Summary
- This paper studies, if visual representations pre-trained on diverse human video data (Ego4D) can enable data-efficient robot learning on multiple downstream manipulation tasks.
- They propose R3M, that combines time-contrastive learning, video-language alignment and L1 penalty to encourage sparse and compact representations.
- It improves task success by over 20% when training from scratch, and by over 10% when compared to CLIP & MoCo.
Motivation
- A common method to train a robot to complete a manipulation task form images is to train an end-to-end model from scratch using data from the same domain.
- CV & NLP have focused on using diverse large datasets to build reusable, pre-trained representations.
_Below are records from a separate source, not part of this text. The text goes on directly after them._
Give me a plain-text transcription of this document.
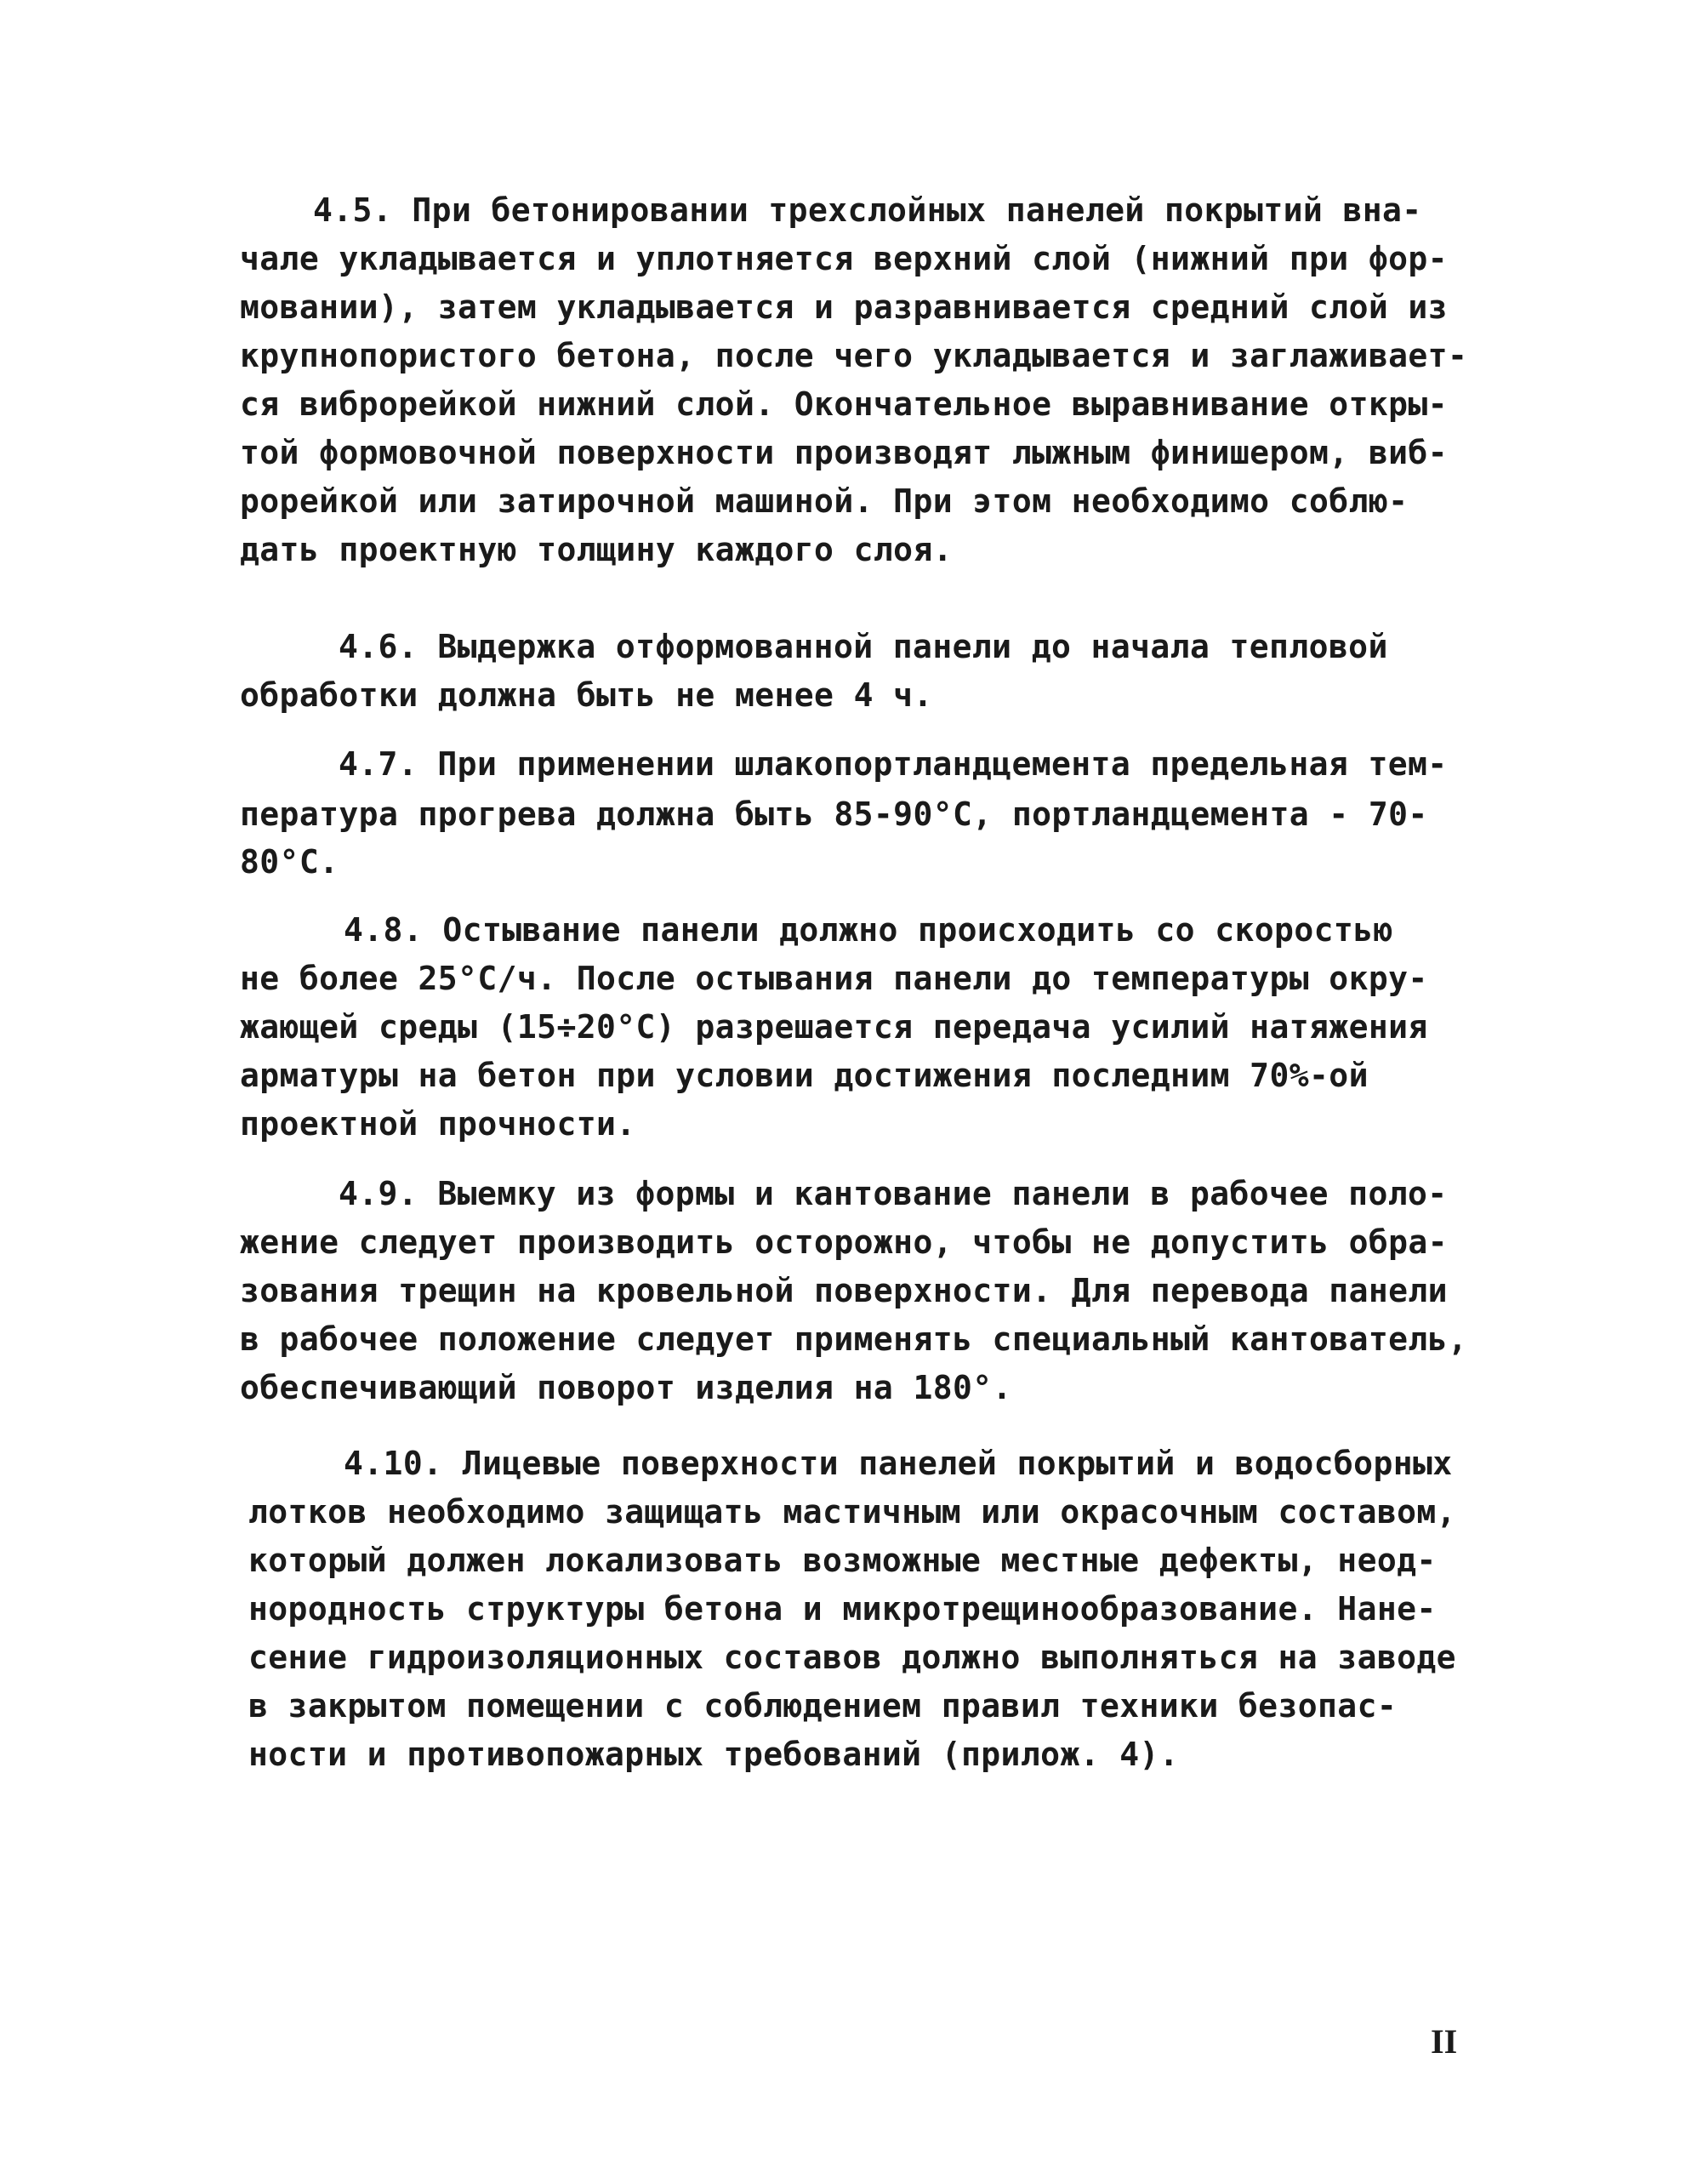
4.5. При бетонировании трехслойных панелей покрытий вна-
чале укладывается и уплотняется верхний слой (нижний при фор-
мовании), затем укладывается и разравнивается средний слой из
крупнопористого бетона, после чего укладывается и заглаживает-
ся виброрейкой нижний слой. Окончательное выравнивание откры-
той формовочной поверхности производят лыжным финишером, виб-
рорейкой или затирочной машиной. При этом необходимо соблю-
дать проектную толщину каждого слоя.
4.6. Выдержка отформованной панели до начала тепловой
обработки должна быть не менее 4 ч.
4.7. При применении шлакопортландцемента предельная тем-
пература прогрева должна быть 85-90°С, портландцемента - 70-
80°С.
4.8. Остывание панели должно происходить со скоростью
не более 25°С/ч. После остывания панели до температуры окру-
жающей среды (15÷20°С) разрешается передача усилий натяжения
арматуры на бетон при условии достижения последним 70%-ой
проектной прочности.
4.9. Выемку из формы и кантование панели в рабочее поло-
жение следует производить осторожно, чтобы не допустить обра-
зования трещин на кровельной поверхности. Для перевода панели
в рабочее положение следует применять специальный кантователь,
обеспечивающий поворот изделия на 180°.
4.10. Лицевые поверхности панелей покрытий и водосборных
лотков необходимо защищать мастичным или окрасочным составом,
который должен локализовать возможные местные дефекты, неод-
нородность структуры бетона и микротрещинообразование. Нане-
сение гидроизоляционных составов должно выполняться на заводе
в закрытом помещении с соблюдением правил техники безопас-
ности и противопожарных требований (прилож. 4).
II
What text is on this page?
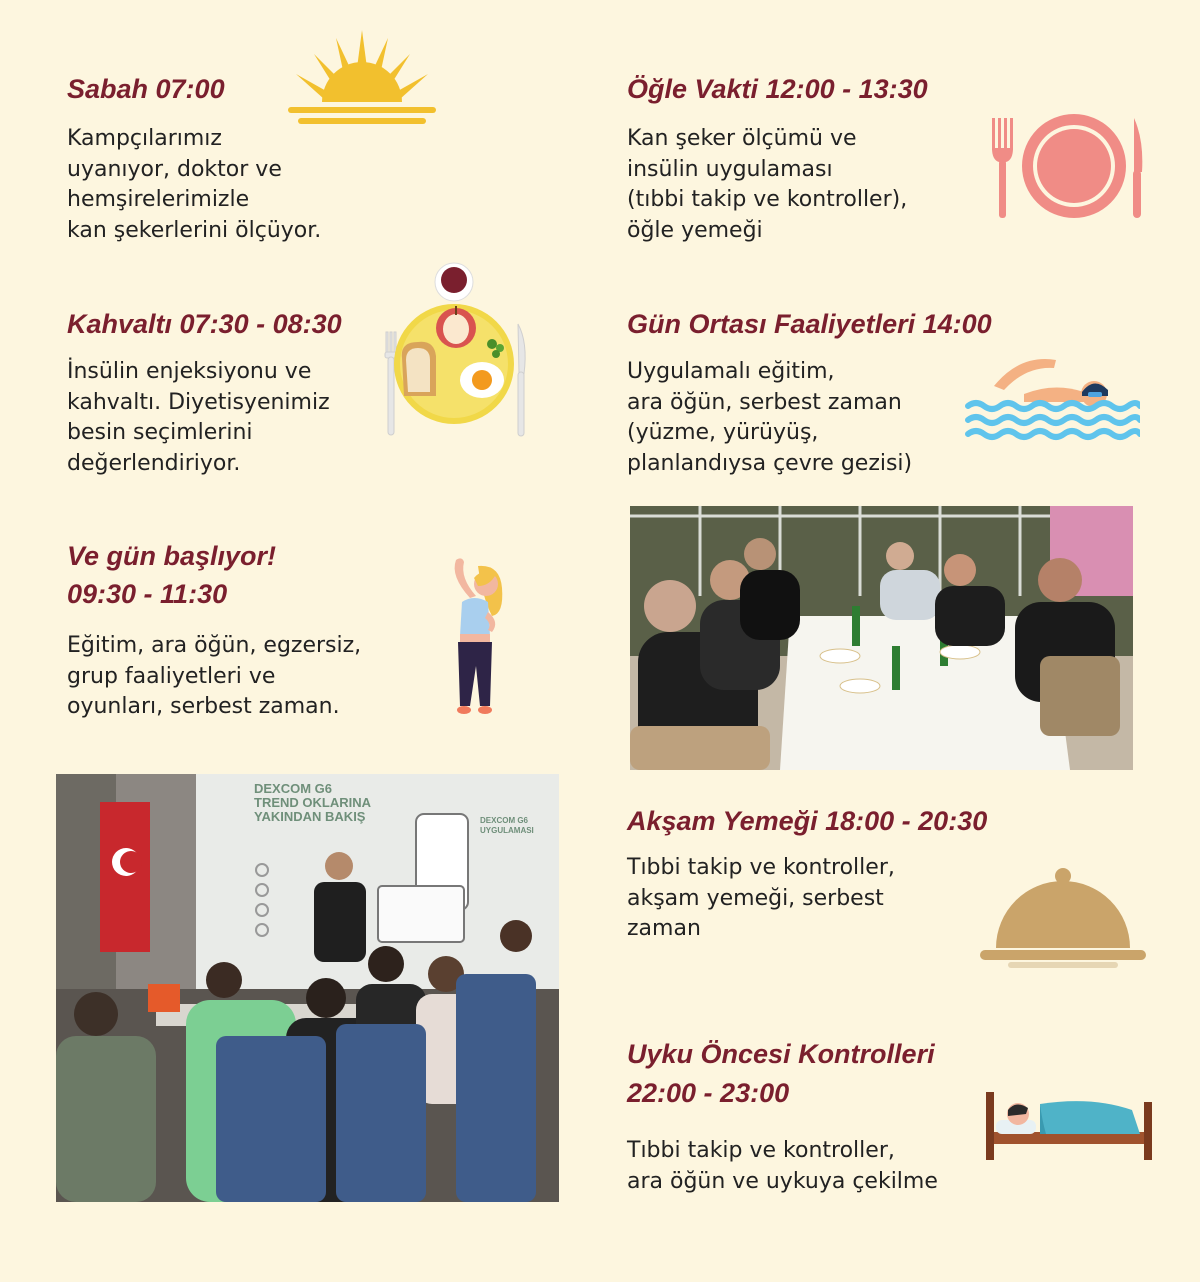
Sabah 07:00
Kampçılarımız
uyanıyor, doktor ve
hemşirelerimizle
kan şekerlerini ölçüyor.
Kahvaltı 07:30 - 08:30
İnsülin enjeksiyonu ve
kahvaltı. Diyetisyenimiz
besin seçimlerini
değerlendiriyor.
Ve gün başlıyor!
09:30 - 11:30
Eğitim, ara öğün, egzersiz,
grup faaliyetleri ve
oyunları, serbest zaman.
DEXCOM G6
TREND OKLARINA
YAKINDAN BAKIŞ	DEXCOM G6
UYGULAMASI
Öğle Vakti 12:00 - 13:30
Kan şeker ölçümü ve
insülin uygulaması
(tıbbi takip ve kontroller),
öğle yemeği
Gün Ortası Faaliyetleri 14:00
Uygulamalı eğitim,
ara öğün, serbest zaman
(yüzme, yürüyüş,
planlandıysa çevre gezisi)
Akşam Yemeği 18:00 - 20:30
Tıbbi takip ve kontroller,
akşam yemeği, serbest
zaman
Uyku Öncesi Kontrolleri
22:00 - 23:00
Tıbbi takip ve kontroller,
ara öğün ve uykuya çekilme
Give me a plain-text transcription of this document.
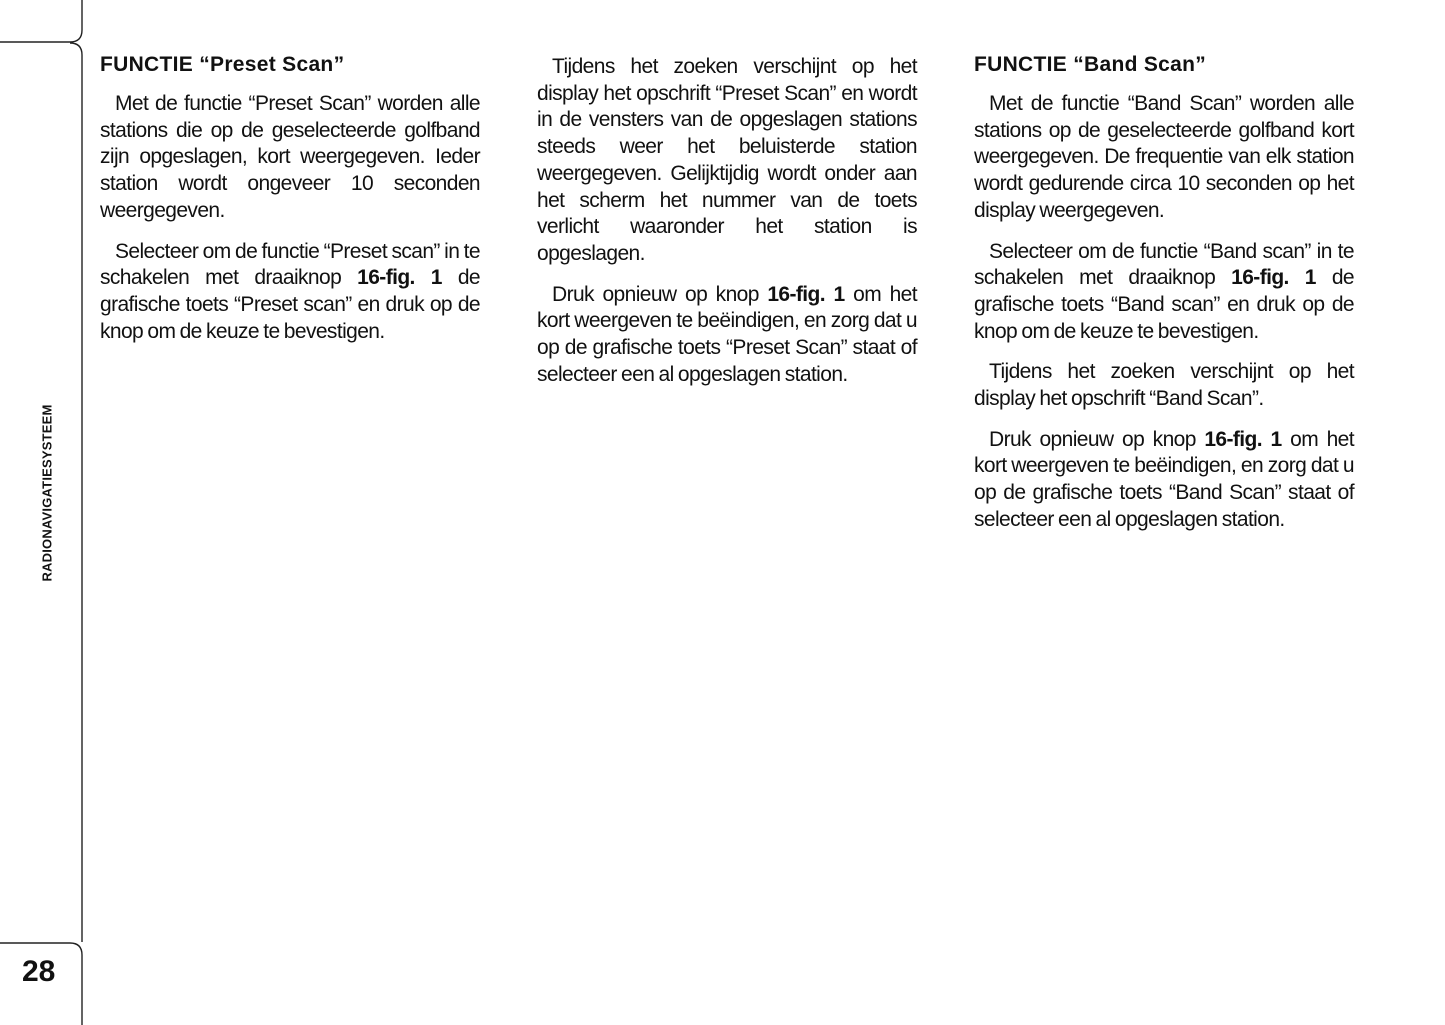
RADIONAVIGATIESYSTEEM
28
FUNCTIE “Preset Scan”

Met de functie “Preset Scan” worden alle stations die op de geselecteerde golfband zijn opgeslagen, kort weergegeven. Ieder station wordt ongeveer 10 seconden weergegeven.

Selecteer om de functie “Preset scan” in te schakelen met draaiknop 16-fig. 1 de grafische toets “Preset scan” en druk op de knop om de keuze te bevestigen.

Tijdens het zoeken verschijnt op het display het opschrift “Preset Scan” en wordt in de vensters van de opgeslagen stations steeds weer het beluisterde station weergegeven. Gelijktijdig wordt onder aan het scherm het nummer van de toets verlicht waaronder het station is opgeslagen.

Druk opnieuw op knop 16-fig. 1 om het kort weergeven te beëindigen, en zorg dat u op de grafische toets “Preset Scan” staat of selecteer een al opgeslagen station.

FUNCTIE “Band Scan”

Met de functie “Band Scan” worden alle stations op de geselecteerde golfband kort weergegeven. De frequentie van elk station wordt gedurende circa 10 seconden op het display weergegeven.

Selecteer om de functie “Band scan” in te schakelen met draaiknop 16-fig. 1 de grafische toets “Band scan” en druk op de knop om de keuze te bevestigen.

Tijdens het zoeken verschijnt op het display het opschrift “Band Scan”.

Druk opnieuw op knop 16-fig. 1 om het kort weergeven te beëindigen, en zorg dat u op de grafische toets “Band Scan” staat of selecteer een al opgeslagen station.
Similarly for robotics, we don’t have a pre-trained model that can downloaded and used for any downstream manipulation task.
- Why have we struggled in building this universal representation for robotics?
- Collecting large and diverse datasets of real-world robotic tasks can be costly.
- Although recent studies has created multiple datasets (RoboNet, RoboTurk), they consist of a limited number of tasks in at most a handful of different environments.
- This lack of diversity makes it difficult to learn visual representations.
- We observe that representations in CV & NLP didn’t arise out of task-specific and carefully curated datasets, but rather the use of abundant in-the wild data. ******For robotics, we already have access to videos of humans interacting in semantically interesting ways with their environments.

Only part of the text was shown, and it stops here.